A great use of longlines or flexi leashes is in a decompression walk, which is essential for a dog’s mental and physical health. This type of walk allows dogs to explore and sniff, engaging in nose work that fulfills their instincts. A long leash is typically recommended for this activity to give the dog more freedom while still under the control of a responsible dog owner.

Tip 2 – Stay Safe!

For bigger dogs, selecting a leash that can handle their strength and size is crucial. A belt-lead style or a classic large leash with a strong, stainless steel snaphooks, or a climbing grade carabiner can provide the durability needed. If opting for an extendable lead, choose an instant-stop brake system to prevent sudden jerks that could cause neck injuries to the dog and the human hand, and you may want to include a bungee attachment to cushion impacts

i love using longlines for decompression activities like sniffaris!

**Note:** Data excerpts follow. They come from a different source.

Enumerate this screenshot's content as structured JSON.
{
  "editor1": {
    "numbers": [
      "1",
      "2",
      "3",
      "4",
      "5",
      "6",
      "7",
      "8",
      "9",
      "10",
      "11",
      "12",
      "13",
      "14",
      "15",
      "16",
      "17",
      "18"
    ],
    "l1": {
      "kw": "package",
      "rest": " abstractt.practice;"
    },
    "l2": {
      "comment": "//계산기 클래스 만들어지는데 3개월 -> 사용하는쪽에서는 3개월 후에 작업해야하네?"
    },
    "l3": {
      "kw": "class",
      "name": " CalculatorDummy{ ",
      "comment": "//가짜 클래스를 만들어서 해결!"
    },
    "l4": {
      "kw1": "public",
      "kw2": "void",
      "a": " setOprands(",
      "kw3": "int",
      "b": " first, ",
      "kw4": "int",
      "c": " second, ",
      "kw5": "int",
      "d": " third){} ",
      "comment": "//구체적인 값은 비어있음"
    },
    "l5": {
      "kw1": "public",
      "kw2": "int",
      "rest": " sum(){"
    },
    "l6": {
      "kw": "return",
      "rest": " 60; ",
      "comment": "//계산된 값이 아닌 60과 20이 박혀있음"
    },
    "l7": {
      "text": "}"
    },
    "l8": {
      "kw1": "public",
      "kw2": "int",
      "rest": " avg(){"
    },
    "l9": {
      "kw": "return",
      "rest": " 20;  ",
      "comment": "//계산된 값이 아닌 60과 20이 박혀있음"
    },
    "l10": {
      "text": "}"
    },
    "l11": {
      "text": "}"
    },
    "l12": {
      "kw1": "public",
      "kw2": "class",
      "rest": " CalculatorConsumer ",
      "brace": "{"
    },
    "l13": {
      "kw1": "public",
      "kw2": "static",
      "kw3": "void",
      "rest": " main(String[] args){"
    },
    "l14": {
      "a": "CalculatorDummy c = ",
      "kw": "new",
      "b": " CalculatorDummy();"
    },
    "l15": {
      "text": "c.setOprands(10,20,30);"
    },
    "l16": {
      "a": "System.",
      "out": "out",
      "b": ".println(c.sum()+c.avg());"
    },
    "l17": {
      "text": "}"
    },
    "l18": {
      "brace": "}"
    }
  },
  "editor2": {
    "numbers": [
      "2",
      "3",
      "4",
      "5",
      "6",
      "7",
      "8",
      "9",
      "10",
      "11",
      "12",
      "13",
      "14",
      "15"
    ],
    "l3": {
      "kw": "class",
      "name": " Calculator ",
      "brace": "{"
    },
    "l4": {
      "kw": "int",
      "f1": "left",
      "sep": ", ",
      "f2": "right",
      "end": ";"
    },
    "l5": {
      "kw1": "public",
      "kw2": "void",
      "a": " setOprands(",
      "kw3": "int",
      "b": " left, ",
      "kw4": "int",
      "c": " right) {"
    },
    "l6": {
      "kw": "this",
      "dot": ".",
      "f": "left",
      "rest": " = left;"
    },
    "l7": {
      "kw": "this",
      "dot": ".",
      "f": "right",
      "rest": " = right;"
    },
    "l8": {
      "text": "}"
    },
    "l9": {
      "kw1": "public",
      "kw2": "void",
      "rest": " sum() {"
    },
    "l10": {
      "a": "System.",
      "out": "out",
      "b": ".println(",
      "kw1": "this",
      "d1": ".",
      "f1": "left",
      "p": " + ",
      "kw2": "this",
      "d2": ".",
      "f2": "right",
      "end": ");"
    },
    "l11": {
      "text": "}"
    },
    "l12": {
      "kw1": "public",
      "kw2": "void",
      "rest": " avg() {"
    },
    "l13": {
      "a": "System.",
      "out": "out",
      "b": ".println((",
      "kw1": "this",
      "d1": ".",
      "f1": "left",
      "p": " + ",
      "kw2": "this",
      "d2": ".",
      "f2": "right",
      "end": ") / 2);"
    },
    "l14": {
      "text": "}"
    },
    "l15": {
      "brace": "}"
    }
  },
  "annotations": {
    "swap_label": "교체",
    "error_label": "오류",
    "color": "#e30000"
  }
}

Tip 3 – Avoid either of them during play

When visiting dog parks, where dogs run and play with each other, close attention must be paid to the type of leash used. longer leads can become tangled with other dogs or objects, leading to severe injuries. Reliable recalls are a big deal in such environments; therefore, ensuring your running dog has an excellent recall is essential before considering an off-leash experience.

And That’s Your Leash!

Personally, I’d always strongly recommend a long line, they’re safer in most instances but do come with a learning curve. You do have to keep your focus, but we should always be watching our dogs when they’re on walks with us! It’s how we stop issues from cropping up.

Want to know more about longlines? Check out Long Line (Training Leash) For Dogs: What You Need To Know Before You Buy One.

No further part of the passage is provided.